1919年に韓国で起きた三・一独立運動は、日本の植民地からの独立を求め、次第に韓国の各地へ広まって行きました。宗教指導者が主導的な役割を果たしましたが、当時の日本軍はこの運動を鎮圧させるために手段を選びませんでした。そのような中、同年の4月15日に提岩里教会事件が起こりました。事件は、陸軍79連隊に所属する有田俊夫(としお)中尉が指揮を取り決行されました。教会に集められた15歳以上の成年男性21名は教会に閉じ込められた後、窓から銃撃を受け、放火されて亡くなりました。また、家族を心配して駆けつけた夫人ふたりも刀により殺害されました。その後、この事件は現場の視察に訪れたアメリカ総領事館・領事、アメリカ人宣教師、AP通信の特派員により日本軍の虐殺事件として世界中に報道されました。また、カナダ人宣教師フランク・ウィリアム・スコフィールド牧師が、凄惨な事件現場や家族や友人が悲しむ姿を写真に収めそれらの記録が連日報道されました。しかし、事件の指揮者である有田中尉は放火・殺人の罪で処罰されることはなく、謝罪すらありませんでした。

「このような残酷な行為を本当に人間ができるのでしょうか。」提岩里教会記念館で私たちに説明してくださった方がおっしゃいました。私も受入難い出来事ですが同じ日本人が犯した過去の過ちなのです。「私は日本を許すことができません。」とはっきり言われた時に、韓国と日本の間にある大きな壁を感じ胸が痛みました。

 日本は、戦争に負けた事を決して敗戦記念日とは言いません。また、歴史の教科書にも日本が加害者として犯した残虐な行為はほとんど記述されていません。約70年たった今でも、日本は事実に触れようとしないのです。私達はまず、過去に起きた出来事を知り、学ぶ必要があります。そして、二度と同じ過ちが繰り返されないようにしなければなりません。
私が冒頭で紹介した言葉「許しこそすれ、忘れること勿れ」は、現代を生きる私たちの心に強く訴えかけています。「あなた方の敵を愛しなさい」まさにイエス様がおっしゃったことと同じことです。加害者である私たちが罪を許されたとしても、決して自分達が犯した過ちを忘れてはならないのです。そして私たちの世代が後生に語り継がなければならないのです。

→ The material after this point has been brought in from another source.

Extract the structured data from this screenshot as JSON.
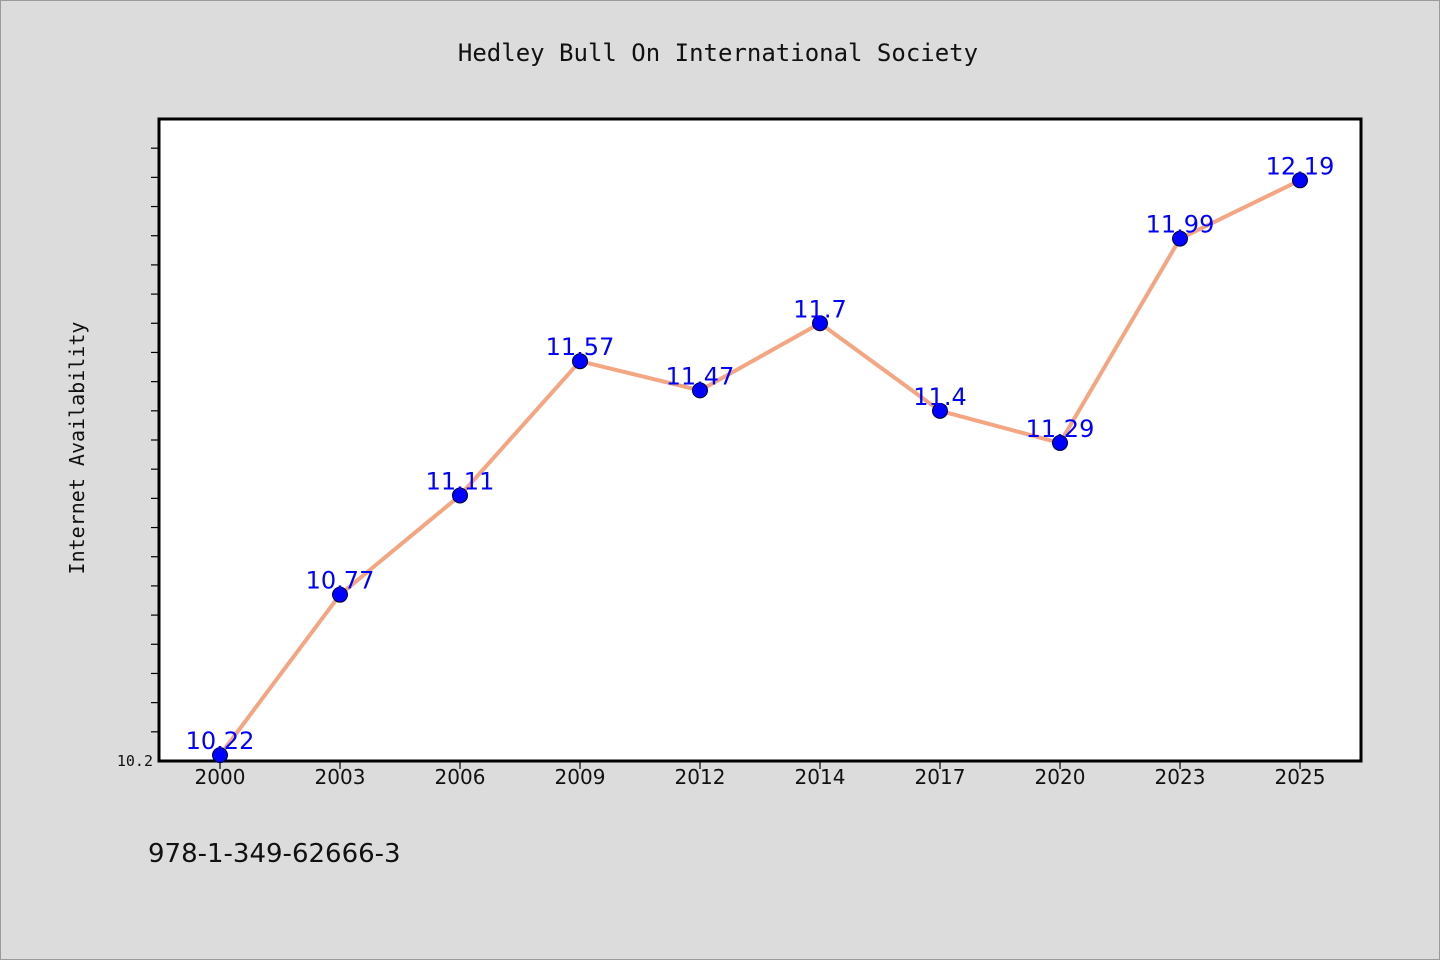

韓国と日本の間にある壁を越えるためには、私たち日本人が加害者であったことを自覚し、私たち若者が両国の架け橋になるよう努めていく必要があると思うのです。しかし、そのような思いとは裏腹に、最近ニュースや新聞で、核ミサイル実験や戦争を匂わせる報道がされています。決して他人事ではないということを私たち一人一人が真剣に考え、目を向けて行くべきたと思います。過去に起きてしまった出来事は、今どんなに悔やんでも変えることはできません。修学旅行で学んだ事や得た思いを無駄にすることのないよう、自分にできることを模索しながら生活していこうと思います、今ある平和に感謝して。